Sete anos de Margarida Blasco na IGAI marcados por acusações de racismo à PSP e críticas dos polícias
Assumiu o cargo de Inspectora-geral em Fevereiro de 2012. Agora sai dois anos antes de terminar o terceiro mandato. Foi nomeada juíza conselheira do Supremo Tribunal de Justiça. Toma posse já na próxima semana.
Margarida Blasco esteve sete anos à frente da Inspecção-Geral da Administração Interna (IGAI) - tomou posse em Fevereiro de 2012 - entidade que tem como missão assegurar as funções de auditoria, inspecção e fiscalização de todas as entidades, serviços e organismos tutelados pelo Ministério da Administração Interna.
Foi a primeira mulher a exercer este cargo. Sai dois anos antes de terminar o seu terceiro mandato. Supostamente apenas devia deixar o cargo em Fevereiro de 2021.
Segundo disse a própria à Agência Lusa sai porque foi promovida na carreira, tendo sido nomeada juíza conselheira do Supremo Tribunal de Justiça, onde toma posse já na próxima semana, na quinta-feira às 15h.
A passagem da magistrada pela IGAI fica marcada por vários casos relacionados com abusos policiais, nomeadamente por parte de agentes da PSP, que se tornaram mediáticos e que levantaram questões sobre excesso de violência e racismo na actuação das forças de segurança.

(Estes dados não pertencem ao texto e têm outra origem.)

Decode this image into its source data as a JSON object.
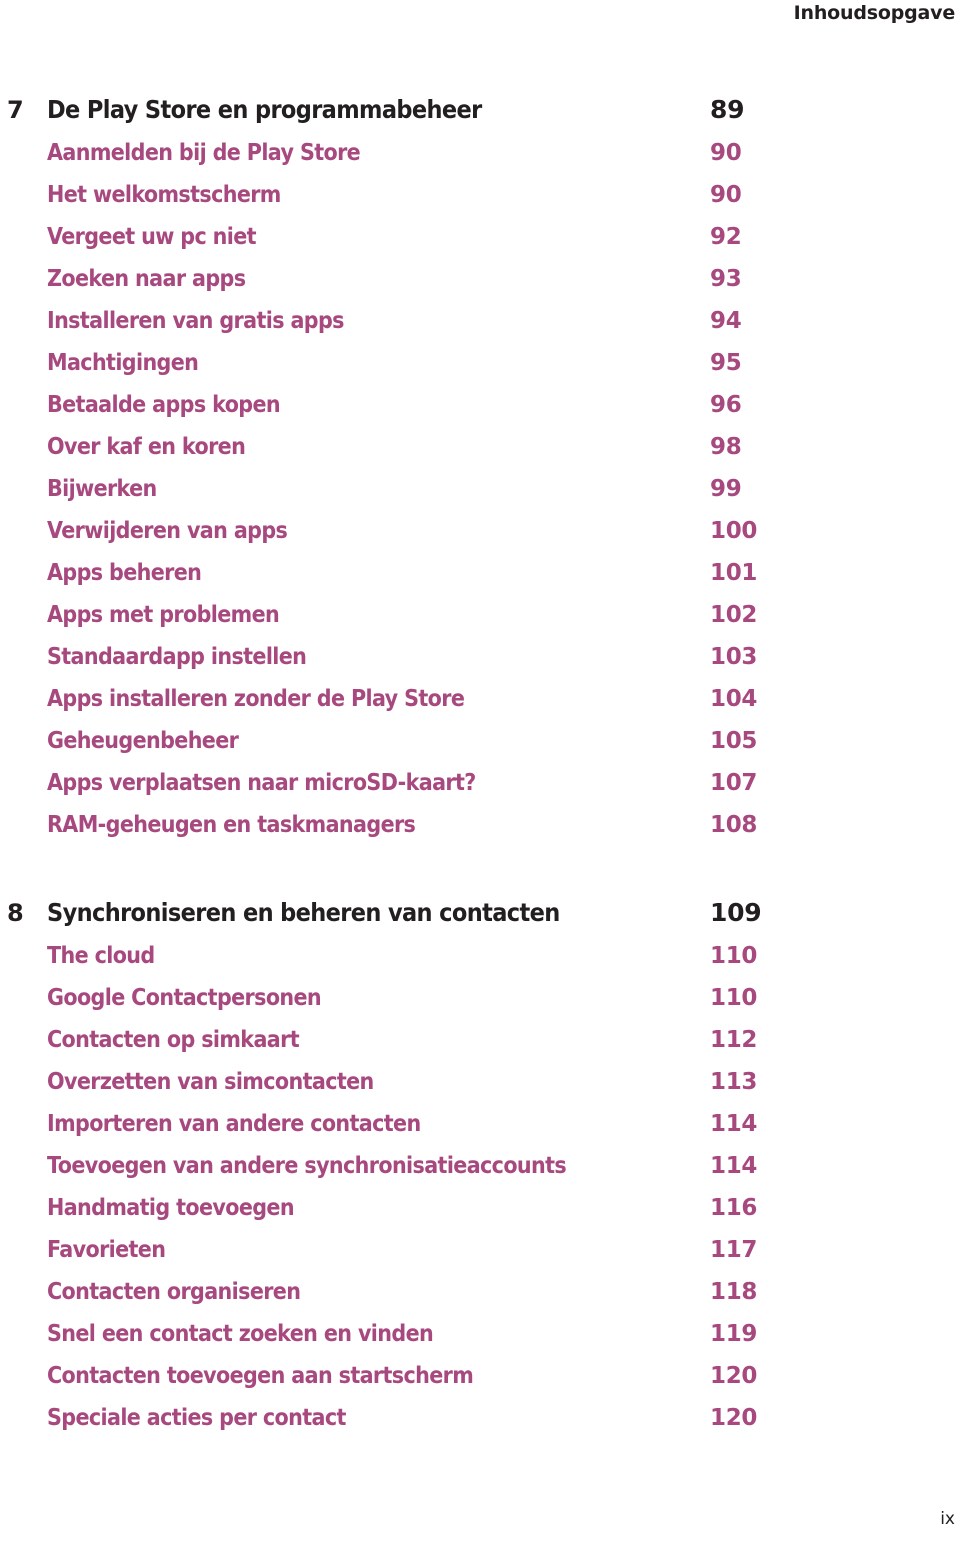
{
  "page": {
    "running_head": "Inhoudsopgave",
    "folio": "ix",
    "accent_color": "#a7497f",
    "text_color": "#231f20"
  },
  "toc": {
    "groups": [
      {
        "chapter": {
          "number": "7",
          "title": "De Play Store en programmabeheer",
          "page": "89"
        },
        "entries": [
          {
            "title": "Aanmelden bij de Play Store",
            "page": "90"
          },
          {
            "title": "Het welkomstscherm",
            "page": "90"
          },
          {
            "title": "Vergeet uw pc niet",
            "page": "92"
          },
          {
            "title": "Zoeken naar apps",
            "page": "93"
          },
          {
            "title": "Installeren van gratis apps",
            "page": "94"
          },
          {
            "title": "Machtigingen",
            "page": "95"
          },
          {
            "title": "Betaalde apps kopen",
            "page": "96"
          },
          {
            "title": "Over kaf en koren",
            "page": "98"
          },
          {
            "title": "Bijwerken",
            "page": "99"
          },
          {
            "title": "Verwijderen van apps",
            "page": "100"
          },
          {
            "title": "Apps beheren",
            "page": "101"
          },
          {
            "title": "Apps met problemen",
            "page": "102"
          },
          {
            "title": "Standaardapp instellen",
            "page": "103"
          },
          {
            "title": "Apps installeren zonder de Play Store",
            "page": "104"
          },
          {
            "title": "Geheugenbeheer",
            "page": "105"
          },
          {
            "title": "Apps verplaatsen naar microSD-kaart?",
            "page": "107"
          },
          {
            "title": "RAM-geheugen en taskmanagers",
            "page": "108"
          }
        ]
      },
      {
        "chapter": {
          "number": "8",
          "title": "Synchroniseren en beheren van contacten",
          "page": "109"
        },
        "entries": [
          {
            "title": "The cloud",
            "page": "110"
          },
          {
            "title": "Google Contactpersonen",
            "page": "110"
          },
          {
            "title": "Contacten op simkaart",
            "page": "112"
          },
          {
            "title": "Overzetten van simcontacten",
            "page": "113"
          },
          {
            "title": "Importeren van andere contacten",
            "page": "114"
          },
          {
            "title": "Toevoegen van andere synchronisatieaccounts",
            "page": "114"
          },
          {
            "title": "Handmatig toevoegen",
            "page": "116"
          },
          {
            "title": "Favorieten",
            "page": "117"
          },
          {
            "title": "Contacten organiseren",
            "page": "118"
          },
          {
            "title": "Snel een contact zoeken en vinden",
            "page": "119"
          },
          {
            "title": "Contacten toevoegen aan startscherm",
            "page": "120"
          },
          {
            "title": "Speciale acties per contact",
            "page": "120"
          }
        ]
      }
    ]
  }
}
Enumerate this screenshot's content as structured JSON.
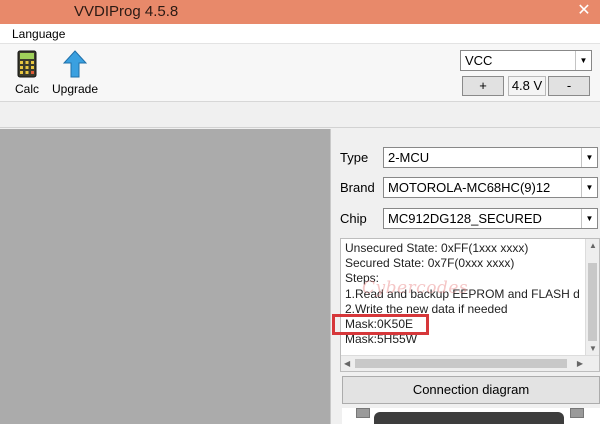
{
  "window": {
    "title": "VVDIProg 4.5.8"
  },
  "menu": {
    "items": [
      "Language"
    ]
  },
  "toolbar": {
    "calc_label": "Calc",
    "upgrade_label": "Upgrade"
  },
  "voltage": {
    "selected": "VCC",
    "plus_label": "+",
    "value": "4.8 V",
    "minus_label": "-"
  },
  "fields": {
    "type": {
      "label": "Type",
      "value": "2-MCU"
    },
    "brand": {
      "label": "Brand",
      "value": "MOTOROLA-MC68HC(9)12"
    },
    "chip": {
      "label": "Chip",
      "value": "MC912DG128_SECURED"
    }
  },
  "info": {
    "lines": [
      "Unsecured State:  0xFF(1xxx xxxx)",
      "Secured State:    0x7F(0xxx xxxx)",
      "Steps:",
      "1.Read and backup EEPROM and FLASH d",
      "2.Write the new data if needed",
      "Mask:0K50E",
      "Mask:5H55W"
    ],
    "watermark": "Cybercodes"
  },
  "connection_button": "Connection diagram",
  "colors": {
    "titlebar": "#e8896a",
    "highlight": "#d6373a",
    "workspace": "#ababab"
  }
}
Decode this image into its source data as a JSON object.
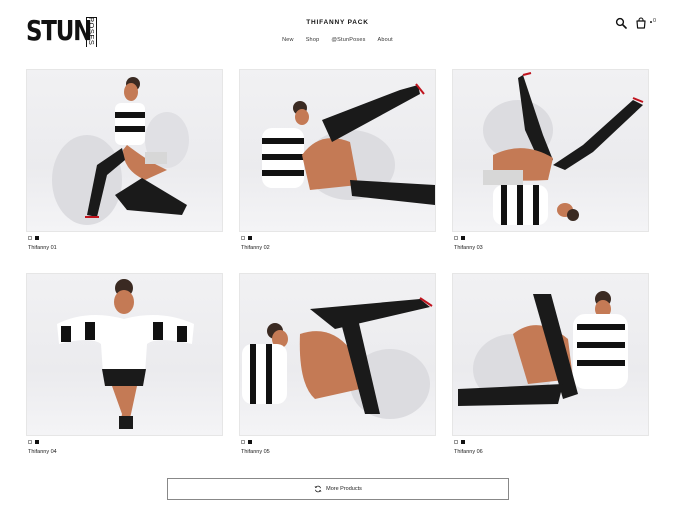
{
  "header": {
    "logo_text": "STUN",
    "logo_sub": "POSES",
    "title": "THIFANNY PACK",
    "nav": [
      {
        "label": "New"
      },
      {
        "label": "Shop"
      },
      {
        "label": "@StunPoses"
      },
      {
        "label": "About"
      }
    ],
    "cart_count": "0",
    "icons": {
      "search": "search-icon",
      "cart": "shopping-bag-icon"
    }
  },
  "products": [
    {
      "name": "Thifanny 01",
      "swatches": [
        "white",
        "black"
      ]
    },
    {
      "name": "Thifanny 02",
      "swatches": [
        "white",
        "black"
      ]
    },
    {
      "name": "Thifanny 03",
      "swatches": [
        "white",
        "black"
      ]
    },
    {
      "name": "Thifanny 04",
      "swatches": [
        "white",
        "black"
      ]
    },
    {
      "name": "Thifanny 05",
      "swatches": [
        "white",
        "black"
      ]
    },
    {
      "name": "Thifanny 06",
      "swatches": [
        "white",
        "black"
      ]
    }
  ],
  "more_button": {
    "label": "More Products",
    "icon": "refresh-icon"
  },
  "colors": {
    "accent": "#111111",
    "boot": "#1a1a1a",
    "sole": "#c0141e",
    "skin": "#c47a55",
    "fur": "#ffffff",
    "shadow": "#cfcfd4"
  }
}
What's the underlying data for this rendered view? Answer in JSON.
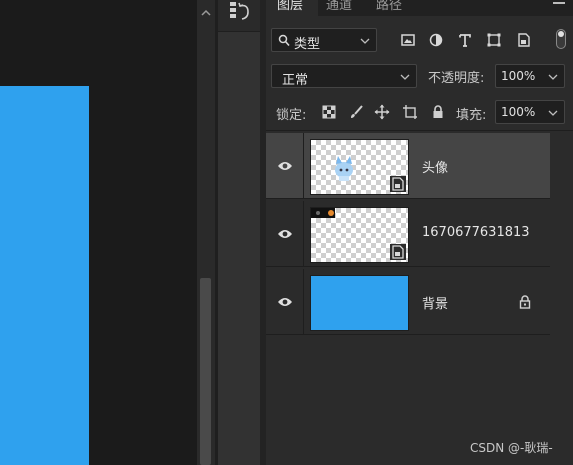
{
  "tabs": [
    {
      "label": "图层"
    },
    {
      "label": "通道"
    },
    {
      "label": "路径"
    }
  ],
  "filter": {
    "kind_label": "类型"
  },
  "blend": {
    "mode": "正常"
  },
  "opacity": {
    "label": "不透明度:",
    "value": "100%"
  },
  "lock": {
    "label": "锁定:"
  },
  "fill": {
    "label": "填充:",
    "value": "100%"
  },
  "layers": [
    {
      "name": "头像",
      "selected": true,
      "smart_object": true,
      "locked": false
    },
    {
      "name": "1670677631813",
      "selected": false,
      "smart_object": true,
      "locked": false
    },
    {
      "name": "背景",
      "selected": false,
      "smart_object": false,
      "locked": true
    }
  ],
  "colors": {
    "canvas_fill": "#2fa1ee",
    "panel_bg": "#2b2b2b",
    "selected_row": "#454545"
  },
  "watermark": "CSDN @-耿瑞-"
}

Foi o caso dos agentes da PSP, que em Janeiro de 2019, foram filmados durante a detenção de um jovem que os terá apedrejado, no Bairro da Jamaica, no Seixal. O vídeo mostra os agentes a agredir várias pessoas com socos, empurrões e cassetetes. O caso gerou a indignação das associações contra o racismo e motivou o debate politico e público. Está a decorrer um inquérito e foram alvo de processos disciplinares um agente e o chefe da equipa de Intervenção Rápida devido à actuação que tiveram.
O caso da esquadra de Alfragide também foi um dos mais polémicos. As alegadas agressões a seis jovens da Cova da Moura, que remontam a 5 de Fevereiro de 2015, na esquadra de Alfragide, acabaram em tribunal. Foram 17 os agentes constituídos arguidos por denúncia caluniosa, injúria, ofensa à integridade física e falsidade de testemunho, bem como por outros tratamentos cruéis e degradantes ou desumanos, de sequestro agravado e de falsificação de documento. A leitura da sentença foi marcada para o próximo 20 de Maio.
Numa entrevista ao PÚBLICO e à Rádio Renascença, quando lhe falaram de outros casos para além destes como o do assaltante morto a tiro pelos Grupo de Operações Especiais da PSP, em Queluz, em Dezembro de 2017 e, no mês anterior, o da imigrante brasileira morta por engano pela polícia, e de como estas situações podiam acontecer, Margarida Blasco disse: “Por isso é que existimos. A IGAI tem tomado medidas para evitar estas situações. Quem pratica este tipo de actos e é condenado deve, como é evidente, ser erradicado. Queremos forças e serviços de segurança que cumpram intransigentemente os direitos humanos. E nisso somos intransigentes. Podemos compreender determinados fenómenos, mas não pactuamos com eles. E queremos ir a fundo”.
Agora que se prepara para deixar o cargo de inspectora-geral, dos policias recebe elogios, mas também algumas criticas.
Mais diálogo com as polícias
Todos consideram que houve mais diálogo entre a IGAI e as forças de segurança, mas no final o seu trabalho ficou aquém do esperado no que diz respeito a perceber as condições, as fragilidades ou mesmo as dificuldades que os polícias atravessam para poder responder com qualidade no seu trabalho. A IGAI dirigida por Margarida Blasco, disseram ao PÚBLICO vários sindicalistas afectos às polícias, olhou mais para o resultado do trabalho dos polícias e não para as condições em que o fazem.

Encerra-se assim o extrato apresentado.